When I asked my Facebook page this question, I wasn’t prepared for the answers. Some left me stunned. Others had me nodding in agreement. We are all the bad parent. We all do things we regret and beat ourselves up for later. We are all screwed up in some way, and could all benefit from a session (or 10) from a therapist.
But the thing is, most of us are amazing parents too.
(side note: If you are reading this and struggling with depression, addiction or some other issue that is putting your children in danger, please seek help. There are Opioid Detox Heroin Detox available out there that can help fight drug addiction. If not for your own sake, for the sake of your children.)
What breaks my heart and makes me want to scream at my computer (or phone) is reading comments on social media like, “If I was the parent, I’d NEVER _____” or “How could that parent ______, think of the kids!” And you know what? Most of the time it is over something silly and minute like formula feeding, checking your phone while at a park, or feeding a child fast food.
The guilt and shame social media criticism brings can be crippling. No one can live up to the oh-so-holy standards of a perfect parent. No one.
That is why I asked my question on Facebook. I had to know! Listen to what they said.
Good = loves their kids, does their best.
Awful = does not love their kids, or make an effort.
Every parent has off days and many simplifications overdo it. Parenting is a messy business.
Doing your best. This looks different for every person. What I love most is this: “Many simplifications overdo it. Parenting is messy business.” It is SO messy. Not just the spaghetti on the floor or the urine in the bed. It is the in the glances you get at the grocery store when you parent your way. Or the comments on a photo on Facebook. There are an obscene amount of “critical” decisions a parent has to make every day and the answer is hardly ever easy.
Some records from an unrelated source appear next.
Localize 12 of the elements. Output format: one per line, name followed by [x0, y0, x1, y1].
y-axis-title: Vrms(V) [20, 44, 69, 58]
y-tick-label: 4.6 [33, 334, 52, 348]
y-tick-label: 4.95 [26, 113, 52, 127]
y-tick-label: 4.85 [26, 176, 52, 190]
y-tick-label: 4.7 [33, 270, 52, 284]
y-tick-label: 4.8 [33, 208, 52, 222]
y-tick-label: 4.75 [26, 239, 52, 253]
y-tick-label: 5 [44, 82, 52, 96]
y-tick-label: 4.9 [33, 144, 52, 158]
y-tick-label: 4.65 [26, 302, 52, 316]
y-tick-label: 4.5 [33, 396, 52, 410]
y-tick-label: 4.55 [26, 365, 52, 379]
I can’t answer the question, because there is no simple answer. But I do have to disagree with some others.
Putting your needs ahead of your kid’s needs from time to time does not make you a bad parent. It makes you a mature, mentally healthy person. The saying “You can’t take of others until you take care of yourself” is very true.
In addition, many parents do a lousy job differentiating between wants and needs when it comes to their kids.
Being a martyr who sacrifices yourself at the feet of your children does no one any good, and is likely more damaging to your kids in the end than choosing to put yourself first sometimes.
Again, there really is no way to answer this with a simple answer! You can’t just say “an awful parent puts their needs first.” Because if a parent never meets their own needs, their emotional and mental facilities will be starved and they will have nothing left to give.
We all see bad parent’s, neglect, abuse, drugs in home whatever. It’s pretty obvious, but what makes a good parent is a tough one. It’s providing for the physical and emotional needs of the child, but that doesn’t include the wants. It’s providing expectations and boundaries, to teach the child to be a good citizen, and a hard worker. It’s loving unconditionally, and it’s making mistakes, so that everyone grows and learns. Do your best, and love your child.
Is it really obvious what makes an awful parent? Perhaps it is “lack thereof.” Not even trying, or resenting or hating. This quote above does make an excellent point – what makes a good parent is definitely a tough one. I think it is tough mostly because of the standards and exhaustive lists we force ourselves to meet. How can we possibly do it all and meet that elusive title of “good mom” or “good dad”?
Every parent is both!
We certainly all have our moments! As imperfect creatures, we succumb to our own weaknesses. You know what yours is. I know what mine is. And we fail. We all wonder how many years of therapy our children will need when they are grown. We think we are doing everything correctly and then puberty hits. Then we have moments of absolute bliss. We look at the smile, the peaceful sleeping, or see them succeeding and know you did something right.
I think it all depends on the way a child is treated. With respect, love, proper discipline, encouragement…etc.
All in all, I think parenting is more the sum of all the actions than the value of an individual act. It is an entire theater production, not a one act play. It is drama and comedy and love and fear. There is shame and gratitude and relief and angst. All parents are fallible and break. Excellent parents find someone – or a group of people – to lean on when the breaking point happens. Parenting is not a solo act. Single parents and military parents and married parents – we all need a circle of love to support us through the dark times.